Construction still waiting on strong recovery as July nonresidential spending plateaus
By Riley SimpsonSeptember 01, 2021

Construction’s economic recovery is continuing at a slower-than-expected speed, with Associated Builders and Contractors (ABC) reporting that national nonresidential construction spending increased only 0.1% in July to a seasonally adjusted annualized figure of $786.7 billion.
But even those surface numbers don’t show the “weak” of construction recovery’s, according to ABC Chief Economist Anirban Basu.
“The nonresidential construction spending numbers are meaningfully worse than they initially appear,” Basu said. “While the headline number suggests that nonresidential spending was effectively flat in July, the figure does not adjust for inflation.

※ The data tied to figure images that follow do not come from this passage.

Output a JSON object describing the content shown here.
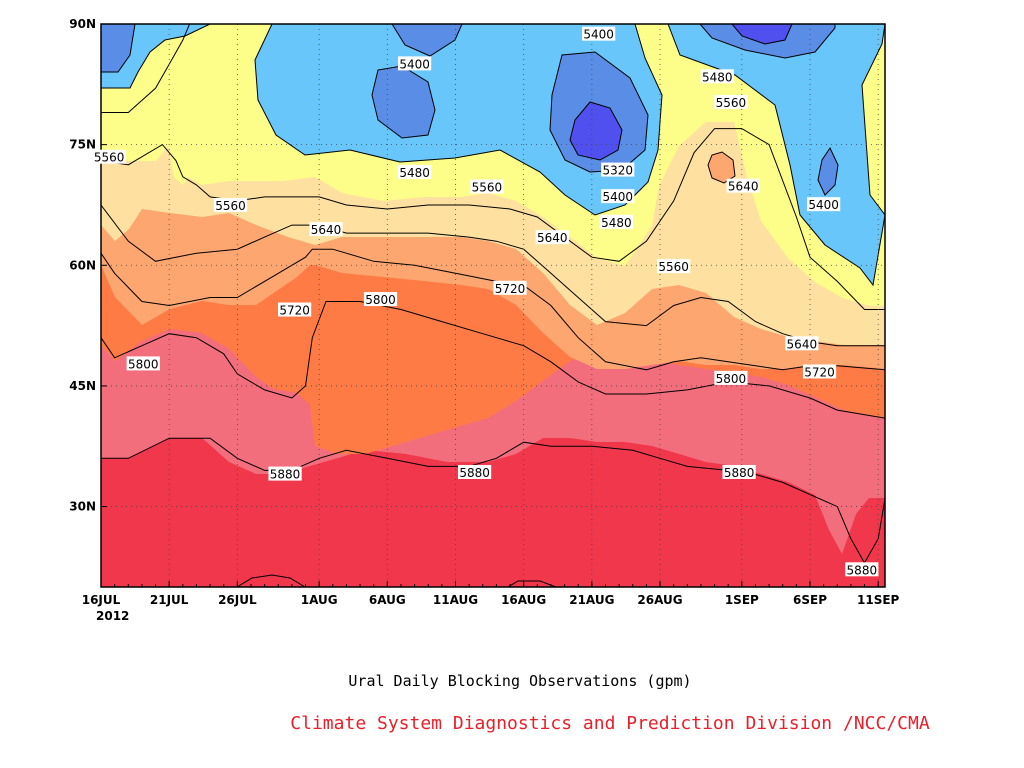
{
  "chart_data": {
    "type": "heatmap",
    "subtype": "filled-contour time-latitude",
    "title": "Ural Daily Blocking Observations (gpm)",
    "credit": "Climate System Diagnostics and Prediction Division /NCC/CMA",
    "x_tick_labels": [
      "16JUL",
      "21JUL",
      "26JUL",
      "1AUG",
      "6AUG",
      "11AUG",
      "16AUG",
      "21AUG",
      "26AUG",
      "1SEP",
      "6SEP",
      "11SEP"
    ],
    "x_tick_days": [
      0,
      5,
      10,
      16,
      21,
      26,
      31,
      36,
      41,
      47,
      52,
      57
    ],
    "x_range_days": [
      0,
      57.5
    ],
    "x_sub_label": "2012",
    "y_tick_labels": [
      "30N",
      "45N",
      "60N",
      "75N",
      "90N"
    ],
    "y_tick_values": [
      30,
      45,
      60,
      75,
      90
    ],
    "ylim": [
      20,
      90
    ],
    "grid": "dotted",
    "contour_levels": [
      5320,
      5400,
      5480,
      5560,
      5640,
      5720,
      5800,
      5880
    ],
    "fill_colors": [
      "#5050ee",
      "#5a8ee6",
      "#68c6fa",
      "#fdfd8a",
      "#fee1a0",
      "#fea670",
      "#fe7b46",
      "#f36e7c",
      "#f1374c"
    ],
    "contours": {
      "5880": [
        [
          0,
          36
        ],
        [
          2,
          36
        ],
        [
          5,
          38.5
        ],
        [
          8,
          38.5
        ],
        [
          10,
          36
        ],
        [
          12,
          34.5
        ],
        [
          14,
          34.5
        ],
        [
          16,
          36
        ],
        [
          18,
          37
        ],
        [
          21,
          36
        ],
        [
          24,
          35
        ],
        [
          27,
          35
        ],
        [
          29,
          36
        ],
        [
          31,
          38
        ],
        [
          33,
          37.5
        ],
        [
          36,
          37.5
        ],
        [
          39,
          37
        ],
        [
          41,
          36
        ],
        [
          43,
          35
        ],
        [
          46,
          34.5
        ],
        [
          48,
          34
        ],
        [
          50,
          33
        ],
        [
          52,
          31.5
        ],
        [
          54,
          30
        ],
        [
          55,
          26
        ],
        [
          56,
          23
        ],
        [
          57,
          26
        ],
        [
          57.5,
          31
        ]
      ],
      "5800": [
        [
          0,
          51
        ],
        [
          1,
          48.5
        ],
        [
          3,
          50
        ],
        [
          5,
          51.5
        ],
        [
          7,
          51
        ],
        [
          9,
          49
        ],
        [
          10,
          46.5
        ],
        [
          12,
          44.5
        ],
        [
          14,
          43.5
        ],
        [
          15,
          45
        ],
        [
          15.5,
          51
        ],
        [
          16.5,
          55.5
        ],
        [
          19,
          55.5
        ],
        [
          22,
          54.5
        ],
        [
          25,
          53
        ],
        [
          28,
          51.5
        ],
        [
          31,
          50
        ],
        [
          33,
          48
        ],
        [
          35,
          45.5
        ],
        [
          37,
          44
        ],
        [
          40,
          44
        ],
        [
          43,
          44.5
        ],
        [
          46,
          45.5
        ],
        [
          49,
          45
        ],
        [
          52,
          43.5
        ],
        [
          54,
          42
        ],
        [
          57.5,
          41
        ]
      ],
      "5720": [
        [
          0,
          61.5
        ],
        [
          1,
          59
        ],
        [
          3,
          55.5
        ],
        [
          5,
          55
        ],
        [
          8,
          56
        ],
        [
          10,
          56
        ],
        [
          13,
          59
        ],
        [
          15,
          61
        ],
        [
          15.5,
          62
        ],
        [
          17,
          62
        ],
        [
          20,
          60.5
        ],
        [
          23,
          60
        ],
        [
          26,
          59
        ],
        [
          29,
          58
        ],
        [
          31,
          57.5
        ],
        [
          33,
          55
        ],
        [
          35,
          51
        ],
        [
          37,
          48
        ],
        [
          40,
          47
        ],
        [
          42,
          48
        ],
        [
          44,
          48.5
        ],
        [
          46,
          48
        ],
        [
          48,
          47.5
        ],
        [
          50,
          47
        ],
        [
          52,
          47.5
        ],
        [
          54,
          47.5
        ],
        [
          57.5,
          47
        ]
      ],
      "5640": [
        [
          0,
          67.5
        ],
        [
          2,
          63
        ],
        [
          4,
          60.5
        ],
        [
          7,
          61.5
        ],
        [
          10,
          62
        ],
        [
          12,
          63.5
        ],
        [
          14,
          65
        ],
        [
          16,
          65
        ],
        [
          18,
          64
        ],
        [
          21,
          64
        ],
        [
          24,
          64
        ],
        [
          27,
          63.5
        ],
        [
          29,
          63
        ],
        [
          31,
          62
        ],
        [
          33,
          59
        ],
        [
          35,
          56
        ],
        [
          37,
          53
        ],
        [
          40,
          52.5
        ],
        [
          42,
          55
        ],
        [
          44,
          56
        ],
        [
          46,
          55.5
        ],
        [
          48,
          53
        ],
        [
          50,
          51.5
        ],
        [
          52,
          50.5
        ],
        [
          54,
          50
        ],
        [
          57.5,
          50
        ]
      ],
      "5560": [
        [
          0,
          73
        ],
        [
          2,
          72.5
        ],
        [
          4.5,
          75
        ],
        [
          5.5,
          73
        ],
        [
          6,
          71
        ],
        [
          7,
          70
        ],
        [
          8,
          68.5
        ],
        [
          10,
          68
        ],
        [
          12,
          68.5
        ],
        [
          14,
          68.5
        ],
        [
          16,
          68.5
        ],
        [
          18,
          67.5
        ],
        [
          21,
          67
        ],
        [
          24,
          67.5
        ],
        [
          27,
          67.5
        ],
        [
          30,
          67
        ],
        [
          32,
          66
        ],
        [
          34,
          63.5
        ],
        [
          36,
          61
        ],
        [
          38,
          60.5
        ],
        [
          40,
          63
        ],
        [
          42,
          68
        ],
        [
          43.5,
          74
        ],
        [
          45,
          77
        ],
        [
          47,
          77
        ],
        [
          49,
          75
        ],
        [
          51,
          66
        ],
        [
          52,
          61
        ],
        [
          54,
          58
        ],
        [
          56,
          54.5
        ],
        [
          57.5,
          54.5
        ]
      ],
      "5480": [
        [
          0,
          79
        ],
        [
          2,
          79
        ],
        [
          4,
          82
        ],
        [
          5,
          85
        ],
        [
          6,
          88
        ],
        [
          6.5,
          90
        ]
      ]
    },
    "contour_labels": [
      {
        "value": "5560",
        "x_day": 0.6,
        "lat": 73.5
      },
      {
        "value": "5560",
        "x_day": 9.5,
        "lat": 67.5
      },
      {
        "value": "5640",
        "x_day": 16.5,
        "lat": 64.5
      },
      {
        "value": "5720",
        "x_day": 14.2,
        "lat": 54.5
      },
      {
        "value": "5800",
        "x_day": 3.1,
        "lat": 47.8
      },
      {
        "value": "5800",
        "x_day": 20.5,
        "lat": 55.8
      },
      {
        "value": "5880",
        "x_day": 13.5,
        "lat": 34.1
      },
      {
        "value": "5880",
        "x_day": 27.4,
        "lat": 34.3
      },
      {
        "value": "5880",
        "x_day": 46.8,
        "lat": 34.3
      },
      {
        "value": "5880",
        "x_day": 55.8,
        "lat": 22.2
      },
      {
        "value": "5480",
        "x_day": 23.0,
        "lat": 71.6
      },
      {
        "value": "5400",
        "x_day": 23.0,
        "lat": 85.1
      },
      {
        "value": "5560",
        "x_day": 28.3,
        "lat": 69.8
      },
      {
        "value": "5720",
        "x_day": 30.0,
        "lat": 57.2
      },
      {
        "value": "5640",
        "x_day": 33.1,
        "lat": 63.5
      },
      {
        "value": "5400",
        "x_day": 36.5,
        "lat": 88.8
      },
      {
        "value": "5320",
        "x_day": 37.9,
        "lat": 71.9
      },
      {
        "value": "5400",
        "x_day": 37.9,
        "lat": 68.6
      },
      {
        "value": "5480",
        "x_day": 37.8,
        "lat": 65.4
      },
      {
        "value": "5560",
        "x_day": 42.0,
        "lat": 59.9
      },
      {
        "value": "5480",
        "x_day": 45.2,
        "lat": 83.5
      },
      {
        "value": "5560",
        "x_day": 46.2,
        "lat": 80.3
      },
      {
        "value": "5640",
        "x_day": 47.1,
        "lat": 69.9
      },
      {
        "value": "5400",
        "x_day": 53.0,
        "lat": 67.6
      },
      {
        "value": "5640",
        "x_day": 51.4,
        "lat": 50.3
      },
      {
        "value": "5720",
        "x_day": 52.7,
        "lat": 46.8
      },
      {
        "value": "5800",
        "x_day": 46.2,
        "lat": 46.0
      }
    ]
  }
}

In real terms, the volume of construction services delivered by the nation’s nonresidential contractors declined in July.”
A closer examination of data from the U.S. Census Bureau reveals that spending was down on a monthly basis in six of 16 nonresidential subcategories; although public nonresidential construction’s monthly figure rose 0.6% in July, private nonresidential spending was down 0.2%, three subcategories were unchanged, and total spending was down 4.2% from July 2020.
Basu said that higher materials prices and the worsening skilled labor shortage represent the primary causes of construction’s lack of economic growth this summer.
The Covid-19 pandemic is still affecting supply chains, and materials prices and transportation costs will remain elevated well into 2022, according to Basu’s analysis of ABC’s Construction Backlog Indicator.
“Data indicate that public construction spending has been more negatively affected than private spending,” Basu said while noting that overall nonresidential construction spending is down 4% on a year-over-year basis and public construction spending is down more than 5%.
“That said, there are some private segments that continue to exhibit weakness, due in part to behavioral shifts that have transpired during the public health crisis,” he said. “Spending is down year over year in the lodging, office and commercial segments, and none of these segments exhibited a rebirth of momentum in July.”